Quick distribution of wealth is a key consideration

PUBLISHED : Sunday, 26 October, 2008, 12:00am
UPDATED : Sunday, 26 October, 2008, 12:00am

High-net-worth individuals with assets spread over multiple jurisdictions may have unique needs when setting up a trust structure.

The most efficient and effective way to protect their business in Hong Kong, or a golf course villa on the mainland, penthouse apartment in London and money in several private banks worldwide is to consolidate them all in a simple trust structure that will help their beneficiaries when the time comes.

A trust structure can avoid long, drawn out and complex probate procedures.

It also ensures that through the trustee immediate distributions can be made on the death of the settlor to enable family members to continue their lives uninterrupted by the loss of income or other financial support.

In addition, there is now an increasing recognition in Asia of the need for long-term asset protection for future generations, according to Alan Johnson, managing director of wealth advisory firm Intertrust Group.

'Once an individual places their assets in a trust and a certain period of time transpires, the creditors of the settlor can't claim those monies back.

'In an economic environment like the present one, where the settlor may have given personal guarantees, he or she wants to ensure that ... all the money is protected and put aside for the education and well-being of the family,' he said.

When establishing a trust structure, high-net-worth individuals should think about what they want to achieve.

Is their aspiration dynastic or philanthropic? What assets do they intend to put into the trust and what benefit do they anticipate their beneficiaries may achieve from them?

To set up a trust, trust advisers need to get an accurate list of the settlor's assets and liabilities. As United States presidential candidate John McCain highlighted recently, when he couldn't recall how many properties he owned, high-net-worth individuals don't always know - or remember - what assets they hold. Mr Johnson said that from his experience in crafting an initial list of assets many individuals often reverted several times with additional investments and assets that they had forgotten about.

The second thing to ascertain is who will benefit from the estate and when. Beneficiaries are usually the spouse and children, sometimes pets or charities.

One thing that has changed in the past decade is the age limit at which children are deemed responsible enough to be the recipient of a trust.

'In the past, the offspring might be 30 years old or older. But with advanced education you find these days that people have more confidence in their children,' Mr Johnson said. 'You rarely see people now older than their mid-20s before they receive their trusts.'

The time at which the trust is distributed also depends on when the settlor wants to provide for the beneficiaries.

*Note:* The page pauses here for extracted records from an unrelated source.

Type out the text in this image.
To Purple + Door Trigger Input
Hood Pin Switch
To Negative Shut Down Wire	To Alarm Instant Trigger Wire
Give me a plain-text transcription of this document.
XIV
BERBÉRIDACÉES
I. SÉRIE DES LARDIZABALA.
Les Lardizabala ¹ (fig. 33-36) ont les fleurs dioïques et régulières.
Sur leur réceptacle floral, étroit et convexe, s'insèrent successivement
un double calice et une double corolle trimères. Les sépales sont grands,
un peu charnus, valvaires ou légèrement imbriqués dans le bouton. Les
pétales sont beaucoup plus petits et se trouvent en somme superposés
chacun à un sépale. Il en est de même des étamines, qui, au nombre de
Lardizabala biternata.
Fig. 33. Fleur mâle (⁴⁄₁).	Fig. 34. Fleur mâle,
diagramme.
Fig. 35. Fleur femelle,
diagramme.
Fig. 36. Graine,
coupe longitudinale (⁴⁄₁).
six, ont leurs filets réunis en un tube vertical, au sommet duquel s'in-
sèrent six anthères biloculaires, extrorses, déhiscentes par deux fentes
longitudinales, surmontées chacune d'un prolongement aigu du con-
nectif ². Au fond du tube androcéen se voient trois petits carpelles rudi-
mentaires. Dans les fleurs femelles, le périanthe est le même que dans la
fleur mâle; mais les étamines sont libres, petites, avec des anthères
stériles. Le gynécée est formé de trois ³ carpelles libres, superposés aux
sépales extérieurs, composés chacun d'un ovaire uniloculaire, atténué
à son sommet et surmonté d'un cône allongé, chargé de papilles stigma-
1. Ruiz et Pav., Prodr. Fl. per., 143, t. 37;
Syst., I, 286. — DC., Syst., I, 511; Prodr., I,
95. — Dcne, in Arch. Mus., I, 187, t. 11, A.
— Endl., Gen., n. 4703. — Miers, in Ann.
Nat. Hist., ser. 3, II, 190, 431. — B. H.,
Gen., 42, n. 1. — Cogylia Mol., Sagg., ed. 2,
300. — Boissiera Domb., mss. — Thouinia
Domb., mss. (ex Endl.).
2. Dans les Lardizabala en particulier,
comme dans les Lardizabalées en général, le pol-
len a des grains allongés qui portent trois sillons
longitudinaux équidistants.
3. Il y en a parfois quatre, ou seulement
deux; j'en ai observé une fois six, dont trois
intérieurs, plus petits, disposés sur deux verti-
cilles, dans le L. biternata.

For some it could be immediate, for others the provision may be several years after the death of the settlor.

The administering of the assets is the next thing to be determined. High-net-worth individuals often appoint a professional trustee who understands how trusts run and their duties and obligations to the settlor.

As Nigel Rivers, director of Equity Trust, a trust and fiduciary services group, said: 'A trustee is in a fiduciary position and needs to act in the best interests of the beneficiaries and act competently to ensure the trust assets are preserved.'

In administering the trust, however, trustees are not expected to be investment advisers and, in this respect, must know whom to turn to for advice in areas in which they are not experienced.

In the case of investment decisions, this is often a bank or other financial organisation, which might be recommended by the settlor.

The settlor may also direct a trustee to discuss asset distribution or related issues with the surviving spouse, a close family member, such as a brother or sister, or a close family friend or financial adviser.